Evangelho - Mc 12,28b-34
Naquele tempo, um mestre da Lei, aproximou-se de Jesus e perguntou: "Qual é o primeiro de todos os mandamentos?". Jesus respondeu: "O primeiro é este: Ouve, ó Israel! O Senhor nosso Deus é o único Senhor. Amarás o Senhor teu Deus de todo o teu coração, de toda a tua alma, de todo o teu entendimento e com toda a tua força! O segundo mandamento é: Amarás o teu próximo como a ti mesmo! Não existe outro mandamento maior do que estes". O mestre da Lei disse a Jesus: "Muito bem, Mestre! Na verdade, é como disseste: Ele é o único Deus e não existe outro além dele. Amá-lo de todo o coração, de toda a mente, e com toda a força, e amar o próximo como a si mesmo é melhor do que todos os holocaustos e sacrifícios". Jesus viu que ele tinha respondido com inteligência, e disse: "Tu não estás longe do Reino de Deus". E ninguém mais tinha coragem de fazer perguntas a Jesus.

Comentário extraída do Concílio Vaticano II
Constituição dogmática sobre a Igreja, "Lumen Gentium", § 42

"Deus é caridade e quem permanece na caridade, permanece em Deus e Deus nele" (1 Jo. 4, 16).

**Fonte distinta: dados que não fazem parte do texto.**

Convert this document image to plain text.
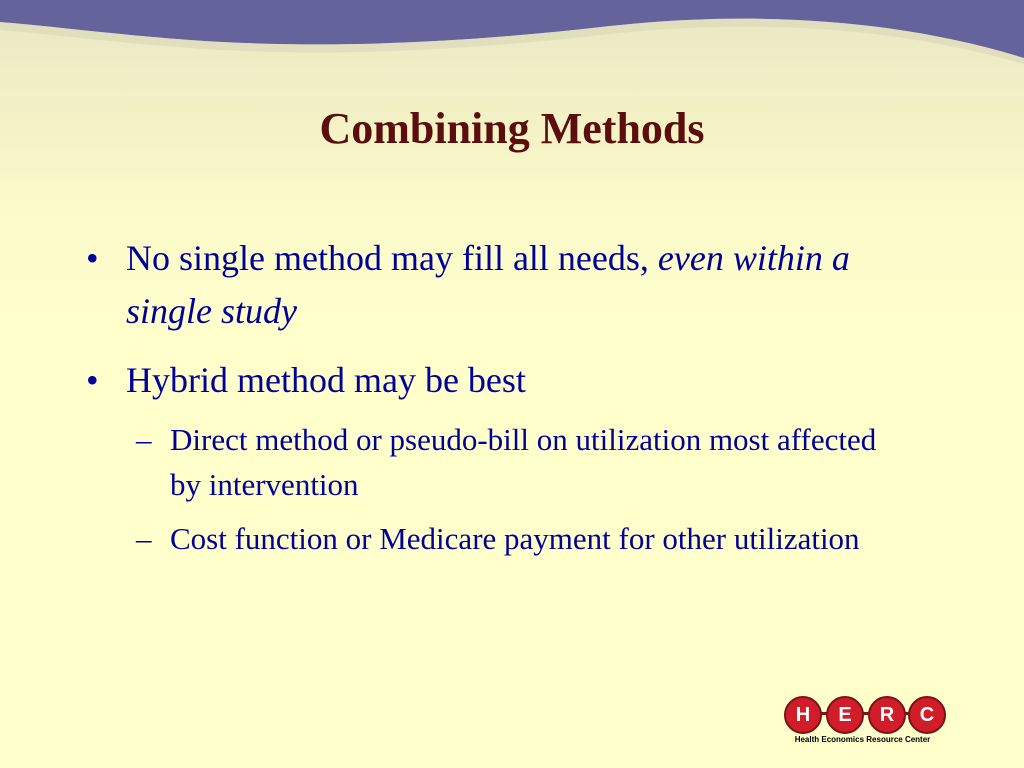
Combining Methods
• No single method may fill all needs, even within a single study
• Hybrid method may be best
– Direct method or pseudo-bill on utilization most affected by intervention
– Cost function or Medicare payment for other utilization
H	E	R	C
Health Economics Resource Center
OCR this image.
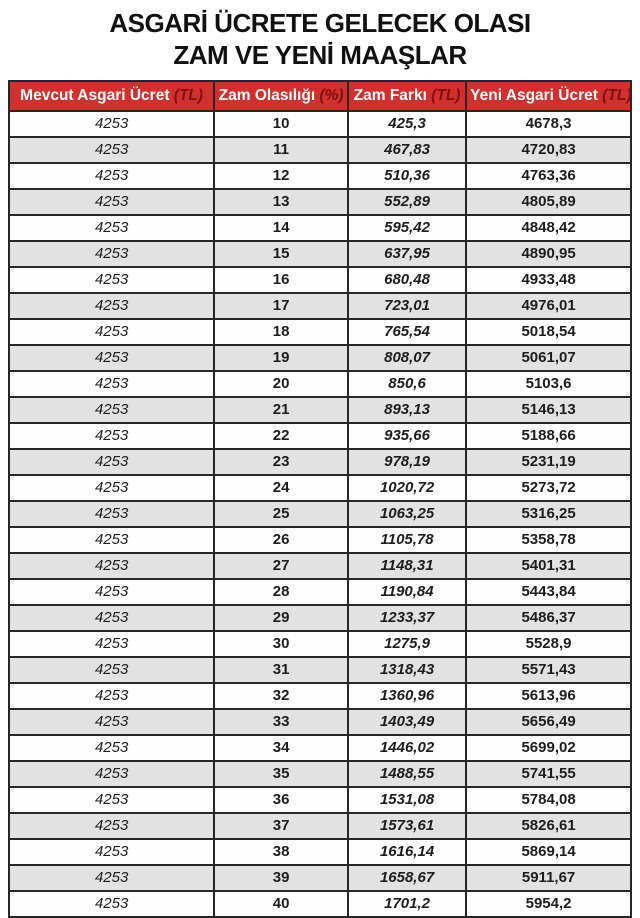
ASGARİ ÜCRETE GELECEK OLASI
ZAM VE YENİ MAAŞLAR
Mevcut Asgari Ücret (TL)	Zam Olasılığı (%)	Zam Farkı (TL)	Yeni Asgari Ücret (TL)
4253	10	425,3	4678,3
4253	11	467,83	4720,83
4253	12	510,36	4763,36
4253	13	552,89	4805,89
4253	14	595,42	4848,42
4253	15	637,95	4890,95
4253	16	680,48	4933,48
4253	17	723,01	4976,01
4253	18	765,54	5018,54
4253	19	808,07	5061,07
4253	20	850,6	5103,6
4253	21	893,13	5146,13
4253	22	935,66	5188,66
4253	23	978,19	5231,19
4253	24	1020,72	5273,72
4253	25	1063,25	5316,25
4253	26	1105,78	5358,78
4253	27	1148,31	5401,31
4253	28	1190,84	5443,84
4253	29	1233,37	5486,37
4253	30	1275,9	5528,9
4253	31	1318,43	5571,43
4253	32	1360,96	5613,96
4253	33	1403,49	5656,49
4253	34	1446,02	5699,02
4253	35	1488,55	5741,55
4253	36	1531,08	5784,08
4253	37	1573,61	5826,61
4253	38	1616,14	5869,14
4253	39	1658,67	5911,67
4253	40	1701,2	5954,2
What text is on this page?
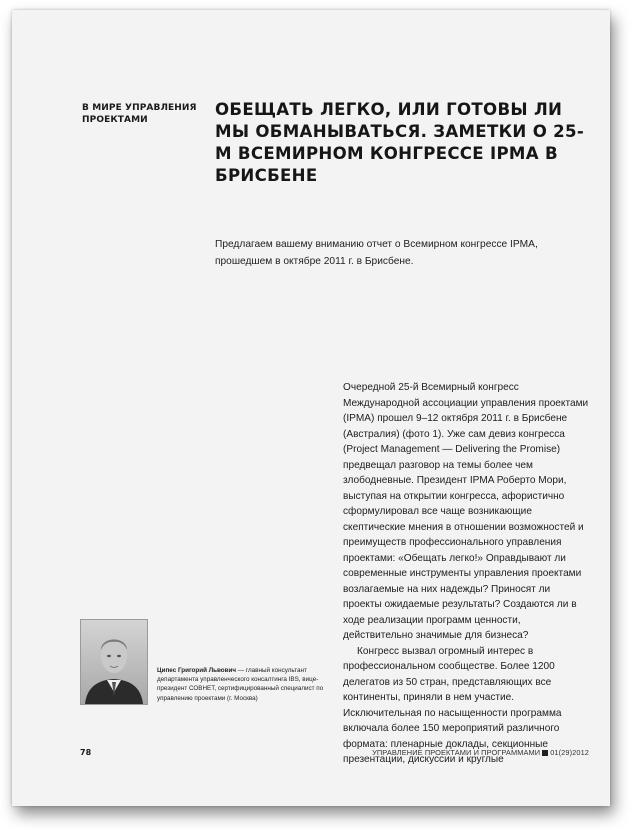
В МИРЕ УПРАВЛЕНИЯ ПРОЕКТАМИ
ОБЕЩАТЬ ЛЕГКО, ИЛИ ГОТОВЫ ЛИ МЫ ОБМАНЫВАТЬСЯ. ЗАМЕТКИ О 25-М ВСЕМИРНОМ КОНГРЕССЕ IPMA В БРИСБЕНЕ
Предлагаем вашему вниманию отчет о Всемирном конгрессе IPMA, прошедшем в октябре 2011 г. в Брисбене.

Очередной 25-й Всемирный конгресс Международной ассоциации управления проектами (IPMA) прошел 9–12 октября 2011 г. в Брисбене (Австралия) (фото 1). Уже сам девиз конгресса (Project Management — Delivering the Promise) предвещал разговор на темы более чем злободневные. Президент IPMA Роберто Мори, выступая на открытии конгресса, афористично сформулировал все чаще возникающие скептические мнения в отношении возможностей и преимуществ профессионального управления проектами: «Обещать легко!» Оправдывают ли современные инструменты управления проектами возлагаемые на них надежды? Приносят ли проекты ожидаемые результаты? Создаются ли в ходе реализации программ ценности, действительно значимые для бизнеса?

Конгресс вызвал огромный интерес в профессиональном сообществе. Более 1200 делегатов из 50 стран, представляющих все континенты, приняли в нем участие. Исключительная по насыщенности программа включала более 150 мероприятий различного формата: пленарные доклады, секционные презентации, дискуссии и круглые

Ципес Григорий Львович — главный консультант департамента управленческого консалтинга IBS, вице-президент СОВНЕТ, сертифицированный специалист по управлению проектами (г. Москва)
78	УПРАВЛЕНИЕ ПРОЕКТАМИ И ПРОГРАММАМИ 01(29)2012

Ora, Deus difundiu a sua caridade nos nossos corações, por meio do Espírito Santo, que nos foi dado (cf. Rom. 5, 5). Sendo assim, o primeiro e mais necessário dom é a caridade, com que amamos a Deus sobre todas as coisas e ao próximo por amor dEle. Para que esta caridade, como boa semente, cresça e frutifique na alma, cada fiel deve ouvir de bom grado a palavra de Deus, e cumprir, com a ajuda da graça, a Sua vontade, participar frequentemente nos sacramentos, sobretudo na Eucaristia, e nas funções sagradas, dando-se continuamente à oração, à abnegação de si mesmo, ao serviço efetivo de seus irmãos e a toda a espécie de virtude; pois a caridade, vínculo da perfeição e plenitude da lei (cf. Col. 3, 14; Rom. 13, 10), é que dirige todos os meios de santificação, os informa e leva a seu fim. É, pois, pela caridade para com Deus e o próximo que se caracteriza o verdadeiro discípulo de Cristo.